Skip to contents

This is a first step to create a "raw partial dictionary" that ease the unification of databases that have common information but may have heterogeneity across files. For instance, databases could have different number of variables, or the name and data type may change across files.

Usage

create_partial_dictionary(
  folder,
  files,
  dict_path,
  n_infer = 100L,
  overwrite = F,
  verbose = T
)

Arguments

folder

A character with the root folder where is stored the data.

files

A character vector of file paths (from the folder) from which to extract column names and classes.

dict_path

The path where is going to be saved the dictionary.

n_infer

The number of rows to infer column classes from in each file (the default is 100).

overwrite

A boolean indicating whether to overwrite the dictionary if it already exists. The default is FALSE to protect your existing dictionaries.

verbose

A boolean (the default is TRUE) indicating whether to display progress messages.

Value

None. The function saves the raw partial dictionary as an Excel file.

Details

This function extracts the column names and classes (data types) from each file, and stores them in a dictionary saved as an Excel file with two sheets (one for the names and other for the classes). This raw dictionary lacks polish and is almost useless in this form, then is highly recommended to refine it. The function sort_partial_dictionary() accomplished this job. So, Why don't merge both functions in the first place? Well, there are at least two reasons.
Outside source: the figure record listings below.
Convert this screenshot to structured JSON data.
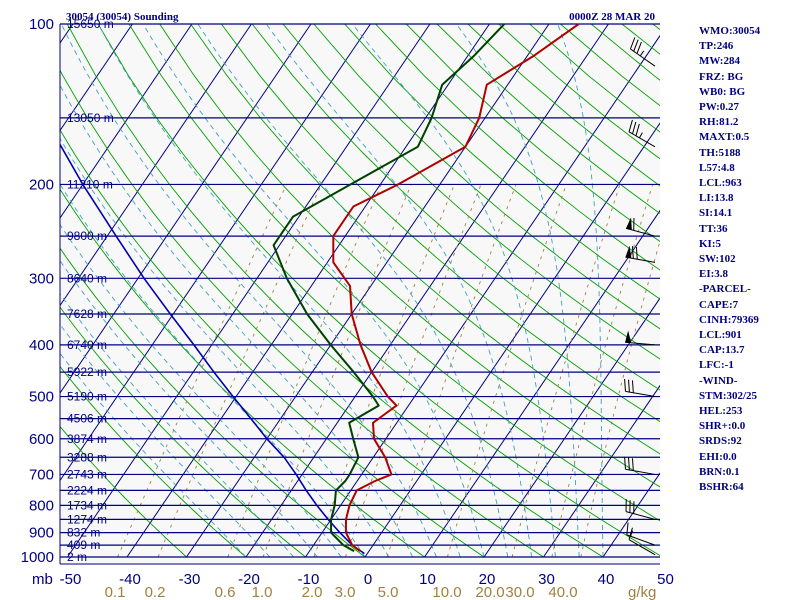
{
  "header": {
    "station": "30054 (30054) Sounding",
    "time": "0000Z 28 MAR 20"
  },
  "indices": [
    "WMO:30054",
    "TP:246",
    "MW:284",
    "FRZ: BG",
    "WB0: BG",
    "PW:0.27",
    "RH:81.2",
    "MAXT:0.5",
    "TH:5188",
    "L57:4.8",
    "LCL:963",
    "LI:13.8",
    "SI:14.1",
    "TT:36",
    "KI:5",
    "SW:102",
    "EI:3.8",
    "-PARCEL-",
    "CAPE:7",
    "CINH:79369",
    "LCL:901",
    "CAP:13.7",
    "LFC:-1",
    "-WIND-",
    "STM:302/25",
    "HEL:253",
    "SHR+:0.0",
    "SRDS:92",
    "EHI:0.0",
    "BRN:0.1",
    "BSHR:64"
  ],
  "chart_data": {
    "type": "line",
    "subtype": "skew-T log-P sounding",
    "pressure_levels": [
      {
        "p": 100,
        "label": "100",
        "height": "15650 m"
      },
      {
        "p": 150,
        "label": "",
        "height": "13050 m"
      },
      {
        "p": 200,
        "label": "200",
        "height": "11210 m"
      },
      {
        "p": 250,
        "label": "",
        "height": "9800 m"
      },
      {
        "p": 300,
        "label": "300",
        "height": "8640 m"
      },
      {
        "p": 350,
        "label": "",
        "height": "7628 m"
      },
      {
        "p": 400,
        "label": "400",
        "height": "6740 m"
      },
      {
        "p": 450,
        "label": "",
        "height": "5922 m"
      },
      {
        "p": 500,
        "label": "500",
        "height": "5190 m"
      },
      {
        "p": 550,
        "label": "",
        "height": "4506 m"
      },
      {
        "p": 600,
        "label": "600",
        "height": "3874 m"
      },
      {
        "p": 650,
        "label": "",
        "height": "3288 m"
      },
      {
        "p": 700,
        "label": "700",
        "height": "2743 m"
      },
      {
        "p": 750,
        "label": "",
        "height": "2224 m"
      },
      {
        "p": 800,
        "label": "800",
        "height": "1734 m"
      },
      {
        "p": 850,
        "label": "",
        "height": "1274 m"
      },
      {
        "p": 900,
        "label": "900",
        "height": "832 m"
      },
      {
        "p": 950,
        "label": "",
        "height": "409 m"
      },
      {
        "p": 1000,
        "label": "1000",
        "height": "2 m"
      }
    ],
    "pressure_unit": "mb",
    "temperature_ticks": [
      "-50",
      "-40",
      "-30",
      "-20",
      "-10",
      "0",
      "10",
      "20",
      "30",
      "40",
      "50"
    ],
    "mixing_ratio_labels": [
      "0.1",
      "0.2",
      "0.6",
      "1.0",
      "2.0",
      "3.0",
      "5.0",
      "10.0",
      "20.0",
      "30.0",
      "40.0"
    ],
    "mixing_ratio_unit": "g/kg",
    "temperature_profile": [
      {
        "p": 975,
        "t": -1.5
      },
      {
        "p": 950,
        "t": -3.5
      },
      {
        "p": 900,
        "t": -6.0
      },
      {
        "p": 850,
        "t": -7.5
      },
      {
        "p": 800,
        "t": -8.5
      },
      {
        "p": 750,
        "t": -9.0
      },
      {
        "p": 720,
        "t": -7.0
      },
      {
        "p": 700,
        "t": -5.0
      },
      {
        "p": 650,
        "t": -8.0
      },
      {
        "p": 600,
        "t": -12.0
      },
      {
        "p": 560,
        "t": -14.0
      },
      {
        "p": 520,
        "t": -12.0
      },
      {
        "p": 500,
        "t": -14.5
      },
      {
        "p": 450,
        "t": -20.0
      },
      {
        "p": 400,
        "t": -25.0
      },
      {
        "p": 350,
        "t": -30.0
      },
      {
        "p": 310,
        "t": -33.5
      },
      {
        "p": 280,
        "t": -39.0
      },
      {
        "p": 250,
        "t": -42.0
      },
      {
        "p": 220,
        "t": -42.0
      },
      {
        "p": 200,
        "t": -37.0
      },
      {
        "p": 170,
        "t": -30.0
      },
      {
        "p": 150,
        "t": -31.0
      },
      {
        "p": 130,
        "t": -33.5
      },
      {
        "p": 115,
        "t": -29.0
      },
      {
        "p": 100,
        "t": -25.0
      }
    ],
    "dewpoint_profile": [
      {
        "p": 975,
        "t": -2.5
      },
      {
        "p": 950,
        "t": -5.0
      },
      {
        "p": 900,
        "t": -8.5
      },
      {
        "p": 850,
        "t": -10.0
      },
      {
        "p": 800,
        "t": -11.0
      },
      {
        "p": 750,
        "t": -12.5
      },
      {
        "p": 720,
        "t": -12.0
      },
      {
        "p": 700,
        "t": -12.0
      },
      {
        "p": 650,
        "t": -12.5
      },
      {
        "p": 600,
        "t": -15.5
      },
      {
        "p": 560,
        "t": -18.0
      },
      {
        "p": 520,
        "t": -15.0
      },
      {
        "p": 500,
        "t": -17.0
      },
      {
        "p": 450,
        "t": -23.0
      },
      {
        "p": 400,
        "t": -30.0
      },
      {
        "p": 350,
        "t": -37.5
      },
      {
        "p": 300,
        "t": -45.0
      },
      {
        "p": 260,
        "t": -51.0
      },
      {
        "p": 230,
        "t": -51.0
      },
      {
        "p": 200,
        "t": -45.0
      },
      {
        "p": 170,
        "t": -38.0
      },
      {
        "p": 150,
        "t": -39.0
      },
      {
        "p": 130,
        "t": -41.0
      },
      {
        "p": 115,
        "t": -39.0
      },
      {
        "p": 100,
        "t": -37.5
      }
    ],
    "parcel_profile": [
      {
        "p": 985,
        "t": -0.5
      },
      {
        "p": 950,
        "t": -3.5
      },
      {
        "p": 900,
        "t": -7.0
      },
      {
        "p": 850,
        "t": -10.5
      },
      {
        "p": 800,
        "t": -14.0
      },
      {
        "p": 750,
        "t": -17.5
      },
      {
        "p": 700,
        "t": -21.0
      },
      {
        "p": 650,
        "t": -25.0
      },
      {
        "p": 600,
        "t": -30.0
      },
      {
        "p": 550,
        "t": -35.0
      },
      {
        "p": 500,
        "t": -40.5
      },
      {
        "p": 450,
        "t": -46.5
      },
      {
        "p": 400,
        "t": -53.0
      },
      {
        "p": 350,
        "t": -60.5
      },
      {
        "p": 300,
        "t": -69.0
      },
      {
        "p": 250,
        "t": -78.5
      },
      {
        "p": 200,
        "t": -90.0
      },
      {
        "p": 150,
        "t": -104.0
      },
      {
        "p": 100,
        "t": -123.0
      }
    ],
    "series_colors": {
      "temperature": "#b00000",
      "dewpoint": "#004000",
      "parcel": "#0000b0",
      "isobar": "#000080",
      "isotherm": "#000080",
      "dry_adiabat": "#00a000",
      "moist_adiabat": "#40a0c0",
      "mixing_ratio": "#a08040"
    },
    "wind_barbs": [
      {
        "p": 990,
        "dir": 300,
        "speed_kt": 10
      },
      {
        "p": 950,
        "dir": 290,
        "speed_kt": 15
      },
      {
        "p": 850,
        "dir": 285,
        "speed_kt": 30
      },
      {
        "p": 700,
        "dir": 280,
        "speed_kt": 30
      },
      {
        "p": 500,
        "dir": 280,
        "speed_kt": 30
      },
      {
        "p": 400,
        "dir": 275,
        "speed_kt": 50
      },
      {
        "p": 280,
        "dir": 280,
        "speed_kt": 70
      },
      {
        "p": 250,
        "dir": 285,
        "speed_kt": 60
      },
      {
        "p": 170,
        "dir": 300,
        "speed_kt": 35
      },
      {
        "p": 120,
        "dir": 305,
        "speed_kt": 35
      }
    ],
    "grid": true
  }
}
First, the creation of this preliminary partial dictionary is potentially time demanding, so by splitting the process we guarantee that an error in the refinement does not affect the heavy work. Second, allows the user to elaborate a custom processing.

Note

The n_infer is a critical parameter that comes with a trade off between speed and certainty that the class is properly inferred. If your data is small or you do not have a hurry, you could replace it by Inf. However, even with a small value of 100 I have not experience any problem with hundreds of files with millions of observations and tens of variables. Is important to have all the data files in a common folder (root folder). Of course it may be partitioned in sub-folders.

See also

For a full example, see the vignette process_data_with_partial_dict in the website or with the command vignette('process_data_with_partial_dict', package = dataRC').

Examples

if (FALSE) {
# Create a partial dictionary from a list of files.
folder <- 'my_folder/my_data'
files <- list.files(folder, recursive = T)
create_partial_dictionary(folder, files, "my_folder/my_dictionary.xlsx")
}